Football
Tom Adams, Arsenal blogger 6y

Unai Emery can improve Arsenal overnight, but his PSG woes warrant scepticism

The shock news emerging on Monday indicates that Arsenal are on the verge of appointing as their new head coach a man who won a clean sweep of all four domestic competitions available to him last season. In two seasons at Paris Saint-Germain, in fact, Unai Emery managed to win seven trophies -- as many as Tottenham have managed in 38 years. So why are so many Arsenal fans so uneasy at the prospect?

There are many reasons, but prime among them is the fact that having come to terms with a wildly imaginative and fairly reckless move to make the untested Mikel Arteta Arsene Wenger's replacement, Emery simply doesn't quicken the pulse in the same way. Appointing a Spaniard with far more managerial experience and a creditable body of work in two countries is much more sensible. To put it bluntly, sensible isn't sexy.

If plenty of fans were alarmed by the prospect of appointing Arteta, it is probably fair to say that many more were ready to invest emotionally in the appointment, to go along for the ride with a man who was a former captain of the club. If the sceptical early response to Emery holds, then he is unlikely to be given such a soft landing when the season starts. If you shun the exciting project to go with the safe pair of hands, then you need results to go your way.

The scepticism is understandable. Emery won three Europa League titles at Sevilla between 2014 and 2016 and worked wonders on a small budget, but he never really threatened to make an impact in the higher reaches of the league, finishing fifth, fifth and seventh.
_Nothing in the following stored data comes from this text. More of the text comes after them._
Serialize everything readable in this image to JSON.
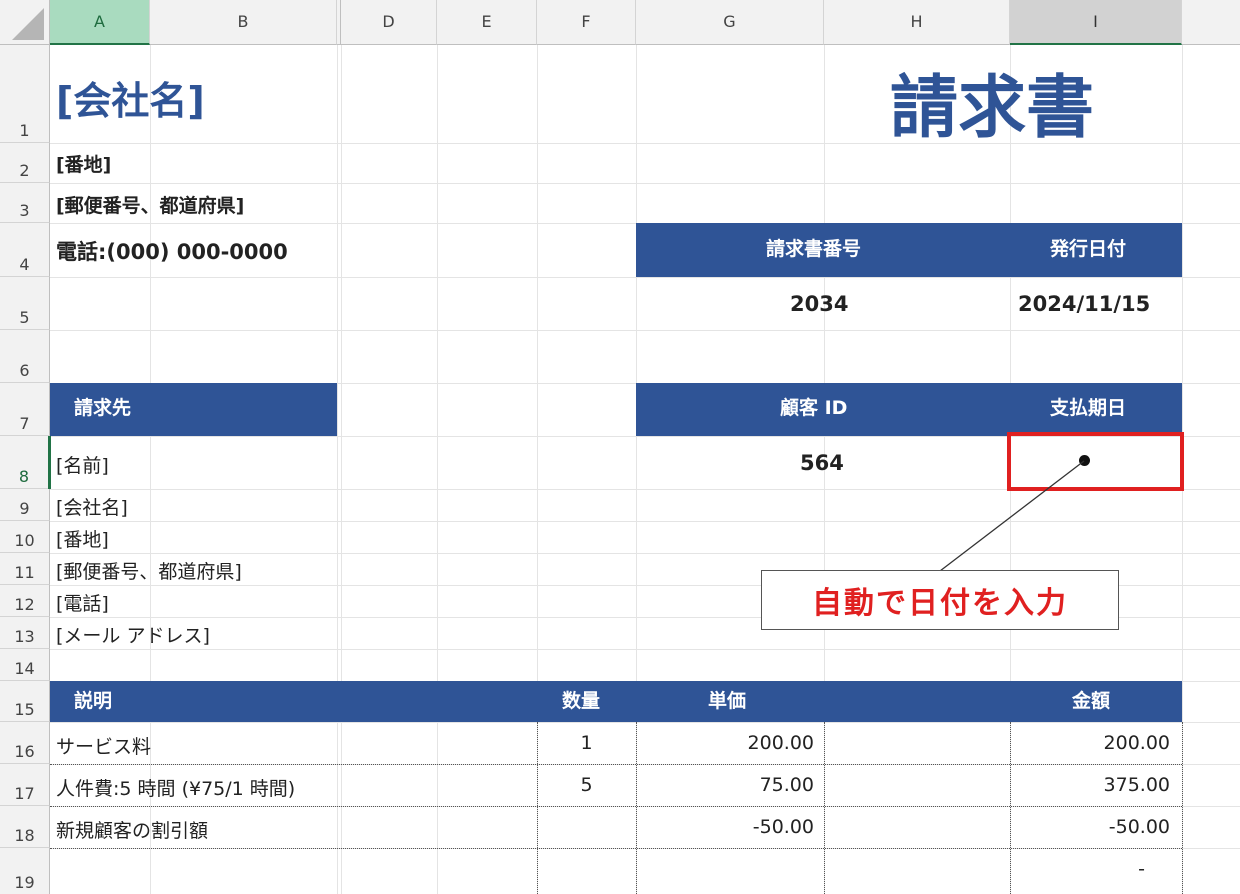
{
  "grid": {
    "columns": [
      "A",
      "B",
      "",
      "D",
      "E",
      "F",
      "G",
      "H",
      "I"
    ],
    "rows": [
      "1",
      "2",
      "3",
      "4",
      "5",
      "6",
      "7",
      "8",
      "9",
      "10",
      "11",
      "12",
      "13",
      "14",
      "15",
      "16",
      "17",
      "18",
      "19"
    ]
  },
  "company": {
    "name": "[会社名]",
    "street": "[番地]",
    "zip_pref": "[郵便番号、都道府県]",
    "phone": "電話:(000) 000-0000"
  },
  "title": "請求書",
  "invoice_header": {
    "number_label": "請求書番号",
    "date_label": "発行日付"
  },
  "invoice_values": {
    "number": "2034",
    "date": "2024/11/15"
  },
  "bill_to": {
    "label": "請求先",
    "lines": [
      "[名前]",
      "[会社名]",
      "[番地]",
      "[郵便番号、都道府県]",
      "[電話]",
      "[メール アドレス]"
    ]
  },
  "customer_header": {
    "id_label": "顧客 ID",
    "due_label": "支払期日"
  },
  "customer_values": {
    "id": "564",
    "due": ""
  },
  "callout": {
    "text": "自動で日付を入力"
  },
  "items_header": {
    "desc": "説明",
    "qty": "数量",
    "unit": "単価",
    "amount": "金額"
  },
  "items": [
    {
      "desc": "サービス料",
      "qty": "1",
      "unit": "200.00",
      "amount": "200.00"
    },
    {
      "desc": "人件費:5 時間 (¥75/1 時間)",
      "qty": "5",
      "unit": "75.00",
      "amount": "375.00"
    },
    {
      "desc": "新規顧客の割引額",
      "qty": "",
      "unit": "-50.00",
      "amount": "-50.00"
    },
    {
      "desc": "",
      "qty": "",
      "unit": "",
      "amount": "-"
    }
  ],
  "colors": {
    "header_band": "#2f5496",
    "title": "#2f5496",
    "callout_red": "#e02020",
    "selection_green": "#217346"
  }
}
The money available to Arsenal will also be limited -- £50 million, according to widespread reports -- but the brief will very much be to finish back in the Champions League places in what is a more competitive league than La Liga.

Emery of course won the French title this season, but he notably failed to do so in his first season in France, as Monaco took the title in 2016-17. With the huge financial advantage enjoyed by the Parisians, it was a bitter disappointment, and with the deepest pockets in football, the success he did enjoy in France arguably comes with an asterisk. Indeed, for some, the lingering memory of his time in Paris will be the Champions League disappointments that convinced the club to replace him with Thomas Tuchel this summer.
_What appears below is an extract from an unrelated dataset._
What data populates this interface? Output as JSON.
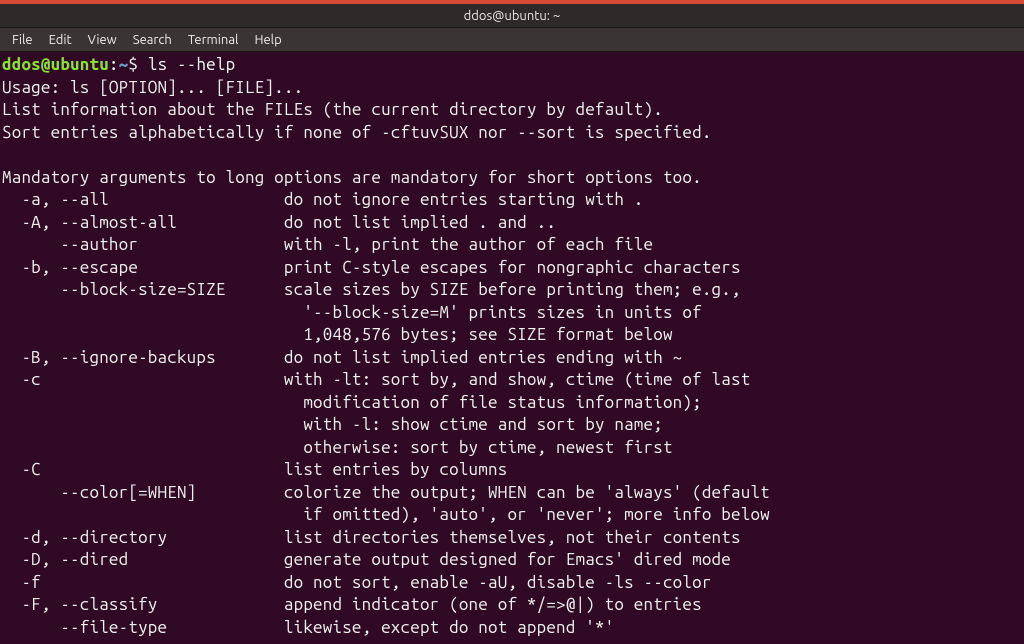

These are all good reasons to furnish Arsenal fans with cynicism as they learn of the completely unexpected turn Ivan Gazidis and Stan Kroenke have made. Certainly, Emery is no football revolutionary who is going to redesign the game as Wenger once did -- and as Arteta might have, in the minds of the more romantic and optimistic supporters. But with 10 trophies to Emery's name in his career, he has plenty to commend him.

Beyond the immediate sense of deflation, why might this be a prescient move by Arsenal?

There are a number of practical concerns at play. Firstly, it must be acknowledged that it erases some of the grand uncertainty of appointing a complete novice to the role. Secondly, there are suggestions that Arteta was showing some resistance to the restrictions that would be placed on his power within Arsenal's new management structure. Emery, by contrast, famously excelled while working under a director of football, Monchi, during his time at Sevilla and is unlikely to have any qualms about assuming a head-coach role working with head of recruitment Sven Mislintat and head of football relations Raul Sanllehi.

It is the coaching factor that is the greatest argument for Emery. His style of football isn't particularly distinctive, but he has a strong track record of improving players. During his time at Sevilla, he had a reputation for obsessing over video analysis and providing his players with detailed files about upcoming opponents. This has been a quality severely lacking in recent seasons at Arsenal.

Wenger belatedly discovered some tactical flexibility when he switched to a back three for the final two months of the 2016-17 season, and there were sporadic occasions when Arsenal seemed to tailor their approach to negate their opponents: a 2-0 win at Manchester City in January 2015, a 2-0 home win over Bayern Munich in October of the following season and a 0-0 draw at Chelsea in September 2017 all spring to mind.

But in truth, these are outweighed by all the matches in which Arsenal committed basic errors and didn't seem to have done their homework. Wenger always prioritised playing to Arsenal's strengths at the expense of worrying too much what the other side would do. It was a recurring motif of the era of wastage, and if Emery can impose structure, tactical aptitude and preparatory rigour on this team, then there is no reason that Arsenal can't improve by a significant degree next season.

It's not an appointment that will change the world, and Emery is clearly not as exciting a prospect as Arteta, if only because the latter's total lack of experience meant he was a blank canvas for supporters to project their hopes onto. But Emery is a serious coach with a serious career. This has to be considered a serious appointment.